Bob Budd, chair of the Sage Grouse Implementation Team, said drilling in core areas has always been allowed and that the new guidance from the BLM helps clarify the screening process to development in sensitive areas.
Brian Rutledge, National Audubon Society Vice President, added that it may be startling to see so much more leasing in core area all of a sudden, but it doesn’t necessarily change the fact that restrictions are still in place in Wyoming to support conservation.
"The dam has opened up, but the water still has to run through the filter,” Rutledge said.
He said the new BLM guidance may have more of an effect on a state with weaker controls in place.
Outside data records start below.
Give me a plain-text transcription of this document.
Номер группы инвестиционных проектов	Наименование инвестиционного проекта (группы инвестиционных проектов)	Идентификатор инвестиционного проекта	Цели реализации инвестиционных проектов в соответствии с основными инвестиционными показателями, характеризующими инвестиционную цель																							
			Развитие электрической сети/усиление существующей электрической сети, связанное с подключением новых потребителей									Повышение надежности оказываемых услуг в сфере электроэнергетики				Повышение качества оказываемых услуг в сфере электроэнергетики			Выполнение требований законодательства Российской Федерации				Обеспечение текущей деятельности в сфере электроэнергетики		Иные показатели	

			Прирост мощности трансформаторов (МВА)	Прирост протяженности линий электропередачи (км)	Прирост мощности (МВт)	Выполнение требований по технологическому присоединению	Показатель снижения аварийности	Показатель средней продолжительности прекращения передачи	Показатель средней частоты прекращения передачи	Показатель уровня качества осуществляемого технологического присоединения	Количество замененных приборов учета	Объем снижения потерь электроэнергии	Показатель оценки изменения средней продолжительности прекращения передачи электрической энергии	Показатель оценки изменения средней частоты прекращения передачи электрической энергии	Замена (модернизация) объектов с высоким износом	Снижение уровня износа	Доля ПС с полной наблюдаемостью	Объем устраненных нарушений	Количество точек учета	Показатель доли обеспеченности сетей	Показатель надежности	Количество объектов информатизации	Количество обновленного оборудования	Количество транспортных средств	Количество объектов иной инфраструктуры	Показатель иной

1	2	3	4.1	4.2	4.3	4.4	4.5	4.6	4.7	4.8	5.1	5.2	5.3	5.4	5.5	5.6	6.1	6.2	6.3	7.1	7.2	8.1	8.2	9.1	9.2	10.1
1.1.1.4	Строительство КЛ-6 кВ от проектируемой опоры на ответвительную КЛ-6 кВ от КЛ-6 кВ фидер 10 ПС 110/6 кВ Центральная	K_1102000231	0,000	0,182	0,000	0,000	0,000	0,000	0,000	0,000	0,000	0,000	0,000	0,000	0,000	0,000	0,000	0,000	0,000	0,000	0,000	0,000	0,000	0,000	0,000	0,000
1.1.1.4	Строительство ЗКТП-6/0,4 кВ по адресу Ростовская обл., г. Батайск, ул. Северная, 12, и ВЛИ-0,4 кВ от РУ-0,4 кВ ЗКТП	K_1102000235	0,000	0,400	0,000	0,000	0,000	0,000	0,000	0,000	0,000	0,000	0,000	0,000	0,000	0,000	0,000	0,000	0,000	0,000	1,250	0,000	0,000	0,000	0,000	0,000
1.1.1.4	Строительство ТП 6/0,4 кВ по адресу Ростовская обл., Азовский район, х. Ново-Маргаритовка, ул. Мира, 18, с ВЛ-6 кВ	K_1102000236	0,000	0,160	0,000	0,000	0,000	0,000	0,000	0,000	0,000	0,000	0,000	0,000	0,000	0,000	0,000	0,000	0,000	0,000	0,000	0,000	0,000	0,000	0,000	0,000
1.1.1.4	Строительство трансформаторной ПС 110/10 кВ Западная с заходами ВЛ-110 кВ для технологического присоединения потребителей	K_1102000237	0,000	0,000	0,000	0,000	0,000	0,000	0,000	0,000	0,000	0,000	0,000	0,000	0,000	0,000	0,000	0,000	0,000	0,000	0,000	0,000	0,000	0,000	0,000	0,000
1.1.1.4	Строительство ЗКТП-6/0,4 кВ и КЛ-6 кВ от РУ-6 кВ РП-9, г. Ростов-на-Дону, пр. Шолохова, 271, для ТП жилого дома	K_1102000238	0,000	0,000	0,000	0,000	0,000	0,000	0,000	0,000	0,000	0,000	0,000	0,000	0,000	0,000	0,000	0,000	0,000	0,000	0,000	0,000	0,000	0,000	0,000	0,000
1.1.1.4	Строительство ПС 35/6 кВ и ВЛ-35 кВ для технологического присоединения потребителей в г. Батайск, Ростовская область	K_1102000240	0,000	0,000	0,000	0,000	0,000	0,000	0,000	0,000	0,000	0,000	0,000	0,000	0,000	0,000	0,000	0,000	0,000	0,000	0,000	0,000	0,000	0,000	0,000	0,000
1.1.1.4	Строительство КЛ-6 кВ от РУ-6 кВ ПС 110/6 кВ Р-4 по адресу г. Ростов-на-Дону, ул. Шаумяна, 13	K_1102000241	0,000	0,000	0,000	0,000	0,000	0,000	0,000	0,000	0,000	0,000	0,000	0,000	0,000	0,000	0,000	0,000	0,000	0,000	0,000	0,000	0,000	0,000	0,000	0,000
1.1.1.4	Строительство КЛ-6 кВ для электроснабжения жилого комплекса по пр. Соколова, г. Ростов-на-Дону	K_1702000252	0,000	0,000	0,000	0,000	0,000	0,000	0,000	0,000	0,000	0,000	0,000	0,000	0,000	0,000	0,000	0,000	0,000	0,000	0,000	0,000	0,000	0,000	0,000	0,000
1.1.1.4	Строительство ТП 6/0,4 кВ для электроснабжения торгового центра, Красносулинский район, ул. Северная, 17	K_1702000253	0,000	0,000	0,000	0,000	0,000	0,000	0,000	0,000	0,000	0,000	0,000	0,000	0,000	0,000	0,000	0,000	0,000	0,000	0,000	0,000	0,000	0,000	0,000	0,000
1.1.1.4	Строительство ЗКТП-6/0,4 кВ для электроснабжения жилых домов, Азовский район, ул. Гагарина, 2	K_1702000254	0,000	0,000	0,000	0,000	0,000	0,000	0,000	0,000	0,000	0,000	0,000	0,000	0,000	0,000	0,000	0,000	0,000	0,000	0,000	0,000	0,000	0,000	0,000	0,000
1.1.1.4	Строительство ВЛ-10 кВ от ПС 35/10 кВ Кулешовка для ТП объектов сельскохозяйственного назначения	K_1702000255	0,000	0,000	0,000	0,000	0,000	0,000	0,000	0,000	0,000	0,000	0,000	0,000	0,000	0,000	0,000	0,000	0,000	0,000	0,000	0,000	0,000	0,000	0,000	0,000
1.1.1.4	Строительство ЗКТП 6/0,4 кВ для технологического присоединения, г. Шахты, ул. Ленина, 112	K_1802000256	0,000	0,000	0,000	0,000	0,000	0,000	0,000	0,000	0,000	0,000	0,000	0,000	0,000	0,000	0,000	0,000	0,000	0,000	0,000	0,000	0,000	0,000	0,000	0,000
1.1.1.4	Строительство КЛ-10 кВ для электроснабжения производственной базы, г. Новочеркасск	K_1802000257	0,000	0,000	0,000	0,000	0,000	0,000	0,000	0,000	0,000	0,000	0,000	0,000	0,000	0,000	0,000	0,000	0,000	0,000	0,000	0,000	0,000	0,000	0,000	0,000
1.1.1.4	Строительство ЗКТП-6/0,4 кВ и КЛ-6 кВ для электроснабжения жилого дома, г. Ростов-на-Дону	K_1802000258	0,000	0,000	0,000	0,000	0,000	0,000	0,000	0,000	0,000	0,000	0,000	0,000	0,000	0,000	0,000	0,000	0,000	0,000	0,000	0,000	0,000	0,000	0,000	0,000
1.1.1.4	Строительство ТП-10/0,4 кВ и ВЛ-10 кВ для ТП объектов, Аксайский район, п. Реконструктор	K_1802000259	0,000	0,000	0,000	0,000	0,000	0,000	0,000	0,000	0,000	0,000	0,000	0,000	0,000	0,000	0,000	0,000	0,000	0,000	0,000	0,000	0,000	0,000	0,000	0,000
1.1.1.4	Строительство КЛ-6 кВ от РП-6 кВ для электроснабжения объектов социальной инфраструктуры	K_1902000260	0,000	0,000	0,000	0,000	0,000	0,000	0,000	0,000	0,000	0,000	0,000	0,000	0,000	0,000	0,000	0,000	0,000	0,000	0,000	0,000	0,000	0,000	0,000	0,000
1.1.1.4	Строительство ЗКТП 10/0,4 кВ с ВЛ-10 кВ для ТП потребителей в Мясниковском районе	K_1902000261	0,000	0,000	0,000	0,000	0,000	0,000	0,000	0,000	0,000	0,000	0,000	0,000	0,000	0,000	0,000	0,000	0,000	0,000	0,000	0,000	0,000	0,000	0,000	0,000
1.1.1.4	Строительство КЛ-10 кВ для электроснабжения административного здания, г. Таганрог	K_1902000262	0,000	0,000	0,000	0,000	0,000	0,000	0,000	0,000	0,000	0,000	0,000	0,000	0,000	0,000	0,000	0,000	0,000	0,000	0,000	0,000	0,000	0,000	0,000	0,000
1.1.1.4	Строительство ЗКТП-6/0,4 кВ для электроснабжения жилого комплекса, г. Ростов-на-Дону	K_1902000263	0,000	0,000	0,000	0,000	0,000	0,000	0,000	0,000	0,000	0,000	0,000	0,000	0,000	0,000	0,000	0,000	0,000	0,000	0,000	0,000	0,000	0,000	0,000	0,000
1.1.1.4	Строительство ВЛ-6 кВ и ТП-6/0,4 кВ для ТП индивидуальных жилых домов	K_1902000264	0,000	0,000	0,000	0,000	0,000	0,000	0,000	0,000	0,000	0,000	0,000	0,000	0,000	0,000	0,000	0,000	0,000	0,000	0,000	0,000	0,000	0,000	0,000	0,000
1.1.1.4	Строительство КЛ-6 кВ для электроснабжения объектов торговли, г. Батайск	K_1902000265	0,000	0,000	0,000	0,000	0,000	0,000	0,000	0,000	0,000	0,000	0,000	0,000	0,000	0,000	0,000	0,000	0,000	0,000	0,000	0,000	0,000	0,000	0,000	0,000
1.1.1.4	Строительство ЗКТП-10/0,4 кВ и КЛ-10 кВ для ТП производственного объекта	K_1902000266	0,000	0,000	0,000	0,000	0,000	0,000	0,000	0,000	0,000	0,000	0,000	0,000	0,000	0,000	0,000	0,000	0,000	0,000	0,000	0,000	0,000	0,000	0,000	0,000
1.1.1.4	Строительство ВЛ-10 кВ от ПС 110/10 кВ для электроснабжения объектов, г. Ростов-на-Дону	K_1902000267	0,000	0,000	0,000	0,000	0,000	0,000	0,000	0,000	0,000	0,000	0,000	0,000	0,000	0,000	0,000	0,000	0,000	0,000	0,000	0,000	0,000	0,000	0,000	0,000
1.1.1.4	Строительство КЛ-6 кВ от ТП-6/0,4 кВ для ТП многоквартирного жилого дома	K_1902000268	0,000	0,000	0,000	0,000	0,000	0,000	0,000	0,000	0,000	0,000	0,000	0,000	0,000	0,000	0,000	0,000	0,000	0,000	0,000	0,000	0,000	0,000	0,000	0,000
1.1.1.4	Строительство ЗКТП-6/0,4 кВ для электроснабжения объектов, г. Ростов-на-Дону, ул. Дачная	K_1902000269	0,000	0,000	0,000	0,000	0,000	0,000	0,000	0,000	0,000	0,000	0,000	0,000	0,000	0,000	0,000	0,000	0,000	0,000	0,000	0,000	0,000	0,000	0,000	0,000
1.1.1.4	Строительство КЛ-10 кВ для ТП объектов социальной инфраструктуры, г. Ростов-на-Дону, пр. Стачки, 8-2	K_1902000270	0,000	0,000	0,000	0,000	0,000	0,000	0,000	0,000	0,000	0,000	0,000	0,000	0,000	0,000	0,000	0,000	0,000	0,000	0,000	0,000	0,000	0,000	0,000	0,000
Still, Copeland worries about the potential fragmentation of core areas. She pointed to a recent scientific study.
"Less fragmented is better and the nibbling away at the edges, creating smaller core areas, is not likely to be good for sage grouse,” Copeland said.
Audubon’s Rutledge said as long as federal agencies continue to abide by Wyoming’s resource management plan, the new leasing should not hurt conservation efforts.